Mario Marzán is an interdisciplinary artist whose work includes drawing, video, sculpture, performance, and installation. His works explore topics such as migratory aesthetics, walking as an aesthetic practice, the study of landscapes in relation to individual identities and histories, and the expanding field of pilgrimage studies.
Walking and actively engaging with the natural environment are major components of his creative process. His interest in the continually shifting and evolving landscape and our relationship to place are recurring themes in his body of work. Many of his pieces are inspired by his birthplace and childhood home, Puerto Rico. He describes how “the shifting landscapes of the island, be they political, economic, or ecological, are thrown into relief by tides of environmental degradation, political exploitation, and economic upheaval. Historical transitions are often rendered as dystopian: the people and the land vulnerable subjects to natural disaster, corruption, and the abuses of global capital. Puerto Rico bears this history in the physical terrain; it is inscribed on the land just as it is in the minds of its people.” His works encourage viewers to consider topography as a mode of language and to contemplate the relationship and complexities of identity and place.
Mario Marzán is a 2018-2019 N.C. Arts Council Fellowship recipient. He has exhibited his work nationally at venues such as The Drawing Center in New York, Seattle Center on Contemporary Art, Circuit 12 Contemporary in Dallas, and the Weatherspoon Art Museum in Greensboro. He has achieved numerous awards including a National Association of Latino Arts and Cultures artist grant (2011) and two Emerging Artist Grants from the Durham Arts Council (2007 and 2011). He received his M.F.A in Studio Art from Carnegie Mellon University. He is currently Associate Professor of Art at the University of North Carolina at Chapel Hill and lives in Durham.
Renzo Ortega uses brilliant colors and bold brushstrokes to capture his experiences as a Peruvian immigrant artist living in the United States. Influenced by pre-Hispanic patterns, colonial iconography, German Expressionism, and North American gestural abstraction, his paintings and sculptures show the continuity and ever-evolving relationship between the history of the Americas and contemporary culture.
Lauren Berber describes Ortega’s work in a review in the Triad City Beat: “His current work examines the material and immaterial obstacles that he and other Latinx people currently face in the United States, drawing connections between the displacement of Native Americans and Latinx immigrants’ ancient, ancestral connections to the land. It is a painful paradox that these histories are often erased but simultaneously fetishized and appropriated.” The confluence of history and contemporary society, along with his use of vibrant colors and abstract forms, provides an avenue for viewers to consider and create their own interpretations and connections with his work. He hopes his paintings will provide a message of hope, understanding, and inclusivity.

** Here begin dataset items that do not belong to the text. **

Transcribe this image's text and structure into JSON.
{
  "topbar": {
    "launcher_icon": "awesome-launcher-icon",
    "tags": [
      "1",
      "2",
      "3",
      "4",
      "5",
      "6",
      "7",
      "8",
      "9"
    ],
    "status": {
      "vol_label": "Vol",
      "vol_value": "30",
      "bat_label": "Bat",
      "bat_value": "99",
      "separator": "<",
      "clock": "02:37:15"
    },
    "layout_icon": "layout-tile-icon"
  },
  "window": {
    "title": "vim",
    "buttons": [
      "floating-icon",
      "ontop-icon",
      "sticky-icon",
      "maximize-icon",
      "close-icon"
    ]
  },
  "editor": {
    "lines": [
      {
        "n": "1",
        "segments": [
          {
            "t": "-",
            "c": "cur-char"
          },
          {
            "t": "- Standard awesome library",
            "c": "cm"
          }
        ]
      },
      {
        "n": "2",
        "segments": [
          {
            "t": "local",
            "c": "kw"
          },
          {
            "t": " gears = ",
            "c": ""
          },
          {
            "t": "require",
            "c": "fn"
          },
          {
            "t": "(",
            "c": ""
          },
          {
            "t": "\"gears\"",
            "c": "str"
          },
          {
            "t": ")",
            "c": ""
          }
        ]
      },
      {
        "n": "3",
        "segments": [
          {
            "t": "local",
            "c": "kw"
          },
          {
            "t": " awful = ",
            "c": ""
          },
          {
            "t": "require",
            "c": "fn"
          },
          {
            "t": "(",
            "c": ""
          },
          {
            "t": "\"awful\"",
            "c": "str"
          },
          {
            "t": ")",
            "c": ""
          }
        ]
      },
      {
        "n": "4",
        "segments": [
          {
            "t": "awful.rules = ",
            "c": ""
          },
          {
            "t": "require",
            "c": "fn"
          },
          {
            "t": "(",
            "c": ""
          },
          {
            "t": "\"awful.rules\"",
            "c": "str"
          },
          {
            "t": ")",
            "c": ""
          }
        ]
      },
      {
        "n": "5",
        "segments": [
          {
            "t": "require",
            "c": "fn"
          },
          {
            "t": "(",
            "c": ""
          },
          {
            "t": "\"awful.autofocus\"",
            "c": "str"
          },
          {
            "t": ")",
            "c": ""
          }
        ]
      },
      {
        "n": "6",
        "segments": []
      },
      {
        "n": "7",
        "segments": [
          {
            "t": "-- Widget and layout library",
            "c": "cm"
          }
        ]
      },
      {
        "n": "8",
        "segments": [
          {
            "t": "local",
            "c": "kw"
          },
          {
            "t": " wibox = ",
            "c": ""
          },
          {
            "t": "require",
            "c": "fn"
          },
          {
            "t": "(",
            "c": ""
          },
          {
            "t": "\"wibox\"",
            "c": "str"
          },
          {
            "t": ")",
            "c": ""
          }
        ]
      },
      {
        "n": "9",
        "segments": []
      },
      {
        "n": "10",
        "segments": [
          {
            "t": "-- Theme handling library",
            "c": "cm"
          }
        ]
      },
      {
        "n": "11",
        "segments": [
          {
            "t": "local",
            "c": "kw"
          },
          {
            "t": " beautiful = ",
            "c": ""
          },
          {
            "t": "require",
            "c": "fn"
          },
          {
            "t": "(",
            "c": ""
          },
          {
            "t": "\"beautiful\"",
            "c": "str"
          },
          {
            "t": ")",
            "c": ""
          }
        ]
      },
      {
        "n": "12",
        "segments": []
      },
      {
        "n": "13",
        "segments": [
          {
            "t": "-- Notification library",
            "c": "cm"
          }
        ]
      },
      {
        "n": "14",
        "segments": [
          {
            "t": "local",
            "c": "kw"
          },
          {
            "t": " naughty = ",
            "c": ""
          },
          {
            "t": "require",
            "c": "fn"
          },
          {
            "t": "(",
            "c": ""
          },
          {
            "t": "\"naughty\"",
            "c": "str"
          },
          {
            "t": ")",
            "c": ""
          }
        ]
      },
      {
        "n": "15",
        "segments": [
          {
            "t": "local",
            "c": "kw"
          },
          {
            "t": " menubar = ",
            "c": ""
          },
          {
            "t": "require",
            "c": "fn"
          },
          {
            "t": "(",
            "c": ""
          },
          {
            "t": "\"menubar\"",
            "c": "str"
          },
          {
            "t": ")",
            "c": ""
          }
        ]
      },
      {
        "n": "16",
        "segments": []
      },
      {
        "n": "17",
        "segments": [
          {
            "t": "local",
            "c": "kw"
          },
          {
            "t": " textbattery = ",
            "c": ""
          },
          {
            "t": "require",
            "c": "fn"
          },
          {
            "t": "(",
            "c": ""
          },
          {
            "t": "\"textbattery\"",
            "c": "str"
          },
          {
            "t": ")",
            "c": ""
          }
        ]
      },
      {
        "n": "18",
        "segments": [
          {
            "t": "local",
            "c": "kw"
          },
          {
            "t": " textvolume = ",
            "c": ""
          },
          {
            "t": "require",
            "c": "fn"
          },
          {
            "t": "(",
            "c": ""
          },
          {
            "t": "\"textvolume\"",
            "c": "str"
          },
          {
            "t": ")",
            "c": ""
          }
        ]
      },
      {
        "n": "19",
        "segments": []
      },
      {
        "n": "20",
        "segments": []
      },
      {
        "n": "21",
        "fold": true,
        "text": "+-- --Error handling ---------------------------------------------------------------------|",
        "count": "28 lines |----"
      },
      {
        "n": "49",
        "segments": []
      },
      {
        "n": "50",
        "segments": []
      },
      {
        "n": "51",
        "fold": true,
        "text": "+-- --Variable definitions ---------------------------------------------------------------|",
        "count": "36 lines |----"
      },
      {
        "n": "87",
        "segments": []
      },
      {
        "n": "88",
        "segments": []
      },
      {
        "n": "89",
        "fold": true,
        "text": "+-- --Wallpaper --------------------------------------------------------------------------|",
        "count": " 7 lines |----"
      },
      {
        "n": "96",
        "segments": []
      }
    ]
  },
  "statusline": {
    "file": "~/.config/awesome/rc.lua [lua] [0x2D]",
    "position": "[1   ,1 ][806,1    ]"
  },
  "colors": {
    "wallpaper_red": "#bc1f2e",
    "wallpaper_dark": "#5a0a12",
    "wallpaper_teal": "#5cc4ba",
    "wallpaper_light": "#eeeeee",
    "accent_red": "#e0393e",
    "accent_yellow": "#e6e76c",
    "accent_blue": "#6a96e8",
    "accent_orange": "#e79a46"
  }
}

Renzo Ortega is a 2018-2019 N.C. Arts Council Artist Fellowship recipient. He received his M.F.A. from Hunter College, CUNY. His work has been exhibited at GreenHill in Greensboro, as well as in New York and Peru. He was awarded the Orange County Arts Commission Artist Project Grant in 2017 and the Queens Council of the Arts New Work Grant, New York, in 2016. He lives in Carrboro.
Mariam Stephan’s work takes viewers on a journey through dark landscapes of ruin, upheaval, and displacement. Poignant, especially in a contemporary context that feeds us repeated images of societies torn apart by war and violence, she draws inspiration from artists such as Francisco Goya and Käthe Kollwitz, whom she credits with the ability to “record pervasive states of the human condition with … directness and empathy….” In a similar way, Stephan teaches us to look into the darknesses that we normally avoid in order to see the points of light and color and hope that reside in their depths.
Her own story also informs her painting, as both her parents emigrated from countries undergoing turbulent change, her mother from Afghanistan, her father from Communist East Germany. As she says, “Firsthand experiences of loss, as well as the residual effects passed down through family and community, interest me. How do we synthesize the felt, seen, or told narratives that continue as reminders and echoes of suffering and sacrifices?” Her monumental paintings confront us with our worst histories, but also suggest that people have made the journey through these landscapes before, and will again.
Mariam Stephan is a 2018-2019 N.C. Arts Council Artist Fellowship recipient. Based in Greensboro, she has exhibited widely, including solo shows at the Henry Zarrow Arts Center in Tulsa, OK, the Gezira Art Center in Cairo, Egypt, and the Painting Center in New York. Among other honors, she won a Fulbright Scholars Award in 2010-11, which took her to the Middle East. She is an Associate Professor in the Art Department at UNC- Greensboro, where she has taught since 2004.
For Montana Torrey, official histories are at once a provocation and an invitation. Drawn to sites where the past has a tangible presence, she seeks the forgotten or neglected stories of place, opening, as she says, “an oppositional dialogue” with received cultural meaning. In her re-imaginations of architectural space, the past is unmoored from its fixed certainties and allowed to reclaim some of the fluidity and complexity it once had.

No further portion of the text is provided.